Senator David Perdue focused on ending big government programs.

“We’ve had a 100-year slide toward socialism. I’ve seen it happen, I’ve been an outsider to Washington for a few decades, I’ve been in business and I’ve seen it happen,” said Perdue, a former CEO of Reebok and Dollar General.

Three Democratic supermajorities were responsible for America’s financial catastrophe, Perdue said, the Great Society, the New Deal, and Dodd Frank and Obamacare.

“The irony of all that is that they fail all the people they claim to champion — the working poor,” he said.

The poverty rate today is the same as it was in 1964 when President Johnson signed the Great Society, according to Perdue. The poverty rate in 1964 was 19% and today it stands at 12.7%, according to the U.S. Census Bureau. 

Other efforts where big government has failed include the Department of Education, according to Perdue. When Carter created the Department of Education, America’s 14-year-olds were number one in Math and Science, but today they are 25th and 26th respectively, claimed Perdue. 
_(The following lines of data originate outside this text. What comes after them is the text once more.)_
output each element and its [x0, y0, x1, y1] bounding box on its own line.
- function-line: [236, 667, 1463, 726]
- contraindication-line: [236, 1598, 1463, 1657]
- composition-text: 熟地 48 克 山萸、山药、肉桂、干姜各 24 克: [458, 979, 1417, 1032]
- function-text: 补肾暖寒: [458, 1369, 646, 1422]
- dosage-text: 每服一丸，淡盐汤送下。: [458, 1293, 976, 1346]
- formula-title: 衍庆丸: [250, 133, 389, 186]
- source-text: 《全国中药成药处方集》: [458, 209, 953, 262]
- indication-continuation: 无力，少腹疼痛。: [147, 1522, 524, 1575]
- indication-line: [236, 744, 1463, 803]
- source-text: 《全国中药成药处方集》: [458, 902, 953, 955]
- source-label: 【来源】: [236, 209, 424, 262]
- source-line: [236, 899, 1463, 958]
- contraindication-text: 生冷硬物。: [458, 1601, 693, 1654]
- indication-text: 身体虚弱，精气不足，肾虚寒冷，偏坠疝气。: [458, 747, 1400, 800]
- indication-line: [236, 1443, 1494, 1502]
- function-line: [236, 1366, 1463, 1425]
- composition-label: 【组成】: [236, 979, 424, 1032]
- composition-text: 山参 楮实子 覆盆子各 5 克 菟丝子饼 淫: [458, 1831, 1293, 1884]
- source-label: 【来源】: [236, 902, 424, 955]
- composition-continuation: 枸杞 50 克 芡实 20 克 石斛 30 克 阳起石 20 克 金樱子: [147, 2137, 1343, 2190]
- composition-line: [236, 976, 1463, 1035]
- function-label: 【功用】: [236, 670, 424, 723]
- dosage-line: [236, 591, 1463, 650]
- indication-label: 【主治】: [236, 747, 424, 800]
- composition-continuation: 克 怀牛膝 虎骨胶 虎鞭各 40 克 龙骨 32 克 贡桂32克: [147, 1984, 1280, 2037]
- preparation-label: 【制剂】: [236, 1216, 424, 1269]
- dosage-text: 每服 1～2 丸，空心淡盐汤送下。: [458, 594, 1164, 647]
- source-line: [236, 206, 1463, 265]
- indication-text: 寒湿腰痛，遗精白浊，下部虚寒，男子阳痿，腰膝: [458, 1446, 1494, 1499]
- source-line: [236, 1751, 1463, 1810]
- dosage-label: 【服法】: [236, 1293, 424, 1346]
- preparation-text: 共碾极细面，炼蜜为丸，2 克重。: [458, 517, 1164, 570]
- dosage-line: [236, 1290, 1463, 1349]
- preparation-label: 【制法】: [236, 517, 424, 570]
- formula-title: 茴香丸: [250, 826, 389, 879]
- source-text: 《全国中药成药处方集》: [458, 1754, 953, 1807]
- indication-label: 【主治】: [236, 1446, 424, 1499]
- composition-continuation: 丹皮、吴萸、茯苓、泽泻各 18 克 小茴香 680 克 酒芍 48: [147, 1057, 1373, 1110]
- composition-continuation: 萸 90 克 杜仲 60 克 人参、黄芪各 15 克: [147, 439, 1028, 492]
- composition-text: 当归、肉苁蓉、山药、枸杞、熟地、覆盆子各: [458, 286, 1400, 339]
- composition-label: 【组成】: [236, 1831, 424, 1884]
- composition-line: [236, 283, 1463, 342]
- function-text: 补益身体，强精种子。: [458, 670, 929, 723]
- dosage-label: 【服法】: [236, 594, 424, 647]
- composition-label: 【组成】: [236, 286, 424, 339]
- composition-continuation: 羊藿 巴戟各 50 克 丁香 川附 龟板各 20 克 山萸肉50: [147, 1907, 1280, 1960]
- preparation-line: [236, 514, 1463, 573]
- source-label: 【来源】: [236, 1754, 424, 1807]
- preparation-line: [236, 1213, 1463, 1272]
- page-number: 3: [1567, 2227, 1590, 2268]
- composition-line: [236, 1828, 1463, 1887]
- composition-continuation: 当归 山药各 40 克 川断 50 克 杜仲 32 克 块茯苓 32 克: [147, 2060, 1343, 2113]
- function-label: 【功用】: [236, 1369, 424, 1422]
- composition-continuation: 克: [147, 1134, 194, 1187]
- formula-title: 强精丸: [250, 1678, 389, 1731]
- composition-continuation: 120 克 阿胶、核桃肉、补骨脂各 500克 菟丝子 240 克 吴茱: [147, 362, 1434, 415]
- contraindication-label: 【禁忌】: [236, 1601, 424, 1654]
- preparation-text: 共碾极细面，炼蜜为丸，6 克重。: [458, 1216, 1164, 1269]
“It just shows you that big government programs that start and end in Washington do not solve the problem back home,” said Perdue.

In it’s latest study the Programme for International Student Assessment ranked the U.S. below average for math and just above for science compared to 15-year-olds around the world.

Perdue also praised President Trump in his efforts to grow the economy, strengthen border security, and expand military funding.

Other politicians who spoke Tuesday included Congressmen Thomas Massie, Scott Taylor, Clay Higgins, and Ambassador James Woolsey.